Hammond described Russia and the UK as partners in the fight against ISIS.

"It is important that the British Parliament has formally adopted a decision on the country's military operation against the ISIS militants in Syria, rather than in support of the anti-government opposition," Konstantin Kosachev, head of international affairs for Russia’s upper house of parliament, the Federation Council, wrote on his Facebook page.  

Ministry of Defense to set up second air base in Syria

Russia is preparing to add a second airbase to Khmeimim in Syria, the news website Svobodnaya Pressa reports, citing British newspaper The Times and Kuwaiti daily Al-Rai. New equipment and units will be deployed at the airbase in Shayrat, 22 miles to the southeast of the city of Homs in central Syria.

The new facility, according to the media reports, will host more than 50 aircraft, an intelligence and special forces brigade, and support personnel.

Russian combat helicopters and troops, which are preparing the site, are already at the airbase in Shayrat. In addition, the base is currently hosting Syrian air force units, specifically MiG-23s, MiG-25s and Su-22s.

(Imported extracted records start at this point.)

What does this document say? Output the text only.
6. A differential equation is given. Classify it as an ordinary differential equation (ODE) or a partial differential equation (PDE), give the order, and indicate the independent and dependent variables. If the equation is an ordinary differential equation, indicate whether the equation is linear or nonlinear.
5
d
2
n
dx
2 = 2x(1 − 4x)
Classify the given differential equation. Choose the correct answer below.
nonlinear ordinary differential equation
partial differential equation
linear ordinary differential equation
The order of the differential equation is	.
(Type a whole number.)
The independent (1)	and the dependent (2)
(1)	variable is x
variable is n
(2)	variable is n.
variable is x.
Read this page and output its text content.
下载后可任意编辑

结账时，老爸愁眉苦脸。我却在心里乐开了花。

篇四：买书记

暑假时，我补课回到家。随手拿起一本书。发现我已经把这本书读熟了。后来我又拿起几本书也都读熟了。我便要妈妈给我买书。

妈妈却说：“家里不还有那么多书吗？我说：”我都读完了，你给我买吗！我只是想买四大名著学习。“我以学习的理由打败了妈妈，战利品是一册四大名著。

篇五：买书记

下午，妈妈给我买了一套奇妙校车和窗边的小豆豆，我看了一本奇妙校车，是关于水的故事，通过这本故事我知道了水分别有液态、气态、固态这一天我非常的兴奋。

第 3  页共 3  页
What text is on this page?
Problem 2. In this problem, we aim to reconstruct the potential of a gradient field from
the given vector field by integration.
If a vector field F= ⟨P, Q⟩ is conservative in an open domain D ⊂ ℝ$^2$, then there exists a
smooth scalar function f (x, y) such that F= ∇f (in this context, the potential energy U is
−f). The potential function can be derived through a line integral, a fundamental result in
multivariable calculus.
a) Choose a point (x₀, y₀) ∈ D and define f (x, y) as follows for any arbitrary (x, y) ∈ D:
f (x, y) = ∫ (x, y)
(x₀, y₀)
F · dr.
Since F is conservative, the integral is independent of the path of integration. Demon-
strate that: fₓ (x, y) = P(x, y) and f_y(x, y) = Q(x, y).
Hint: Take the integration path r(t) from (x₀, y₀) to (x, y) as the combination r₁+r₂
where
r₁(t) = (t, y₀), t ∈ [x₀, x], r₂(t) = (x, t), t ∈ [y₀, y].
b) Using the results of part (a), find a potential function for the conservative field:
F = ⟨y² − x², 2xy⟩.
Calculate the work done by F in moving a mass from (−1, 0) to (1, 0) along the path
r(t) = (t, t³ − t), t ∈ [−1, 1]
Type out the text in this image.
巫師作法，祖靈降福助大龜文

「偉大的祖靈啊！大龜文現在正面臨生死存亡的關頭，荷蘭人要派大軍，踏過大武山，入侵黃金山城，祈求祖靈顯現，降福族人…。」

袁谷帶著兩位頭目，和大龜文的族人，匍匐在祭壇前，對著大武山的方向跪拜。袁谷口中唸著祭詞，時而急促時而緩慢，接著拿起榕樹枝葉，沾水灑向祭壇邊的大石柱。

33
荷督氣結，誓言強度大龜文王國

Moscow is said to also be sending a large number of multiple rocket launchers and TOS-1 flame-throwing systems to Syria.

The Defense Ministry has declined to comment on reports about the expansion of Russia’s military operation in Syria.

According to Colonel-General Leonid Ivashov, the former chief of the Russian Defense Ministry's Directorate for International Military Cooperation (1996-2001), the need for the deployment of a second air base in Syria is overdue, "firstly, to increase the number of air strikes against the militants.

"Secondly, to deploy an additional quantity of fighter aircraft for the protection of the existing grouping, as well as for the transfer of aircraft radar reconnaissance in charge of the guidance of aircraft and cruise missiles onto the positions of the Islamists," said Ivashov.

"I do not exclude that the A-50 AEW [airborne early warning and control] aircraft will be added to the Il-20M, which is already flying in the sky over Syria. The MTA [military transport aircraft] grouping will also grow – for supplying ammunition, and so on," he said.

Official calls for jobless big spenders to be given correctional labor terms

A St. Petersburg official has proposed to punish unemployed Russians who make large purchases without having formal sources of income, by sentencing them to correctional labor for between three months and three years, with citizens' spending to be controlled by the tax authorities, reports the daily broadsheet Izvestiya.

The relevant bill has been drawn up by Andrei Anokhin, a member of St. Petersburg's Legislative Assembly.

Anokhin believes that citizens whose expenses amount to more than 1 million rubles ($15,000) per year but who do not have officially confirmed sources of income must be held administratively liable. At the end of this week, the bill will be submitted to the Legislative Assembly of St. Petersburg for subsequent submission to the lower house of Russia’s parliament, the State Duma.

"In the Soviet Union, there was a balance of labor resources, and the state guaranteed employment for everyone," said Yekaterina Samrailova, head of the Department of Labour and Human Resources Economics of the Academy of Labor and Social Affairs.

"In Russia, there is no responsibility of the state to provide employment – the number of vacancies in this country does not exceed the number of unemployed people and those who work without formal employment," she claimed.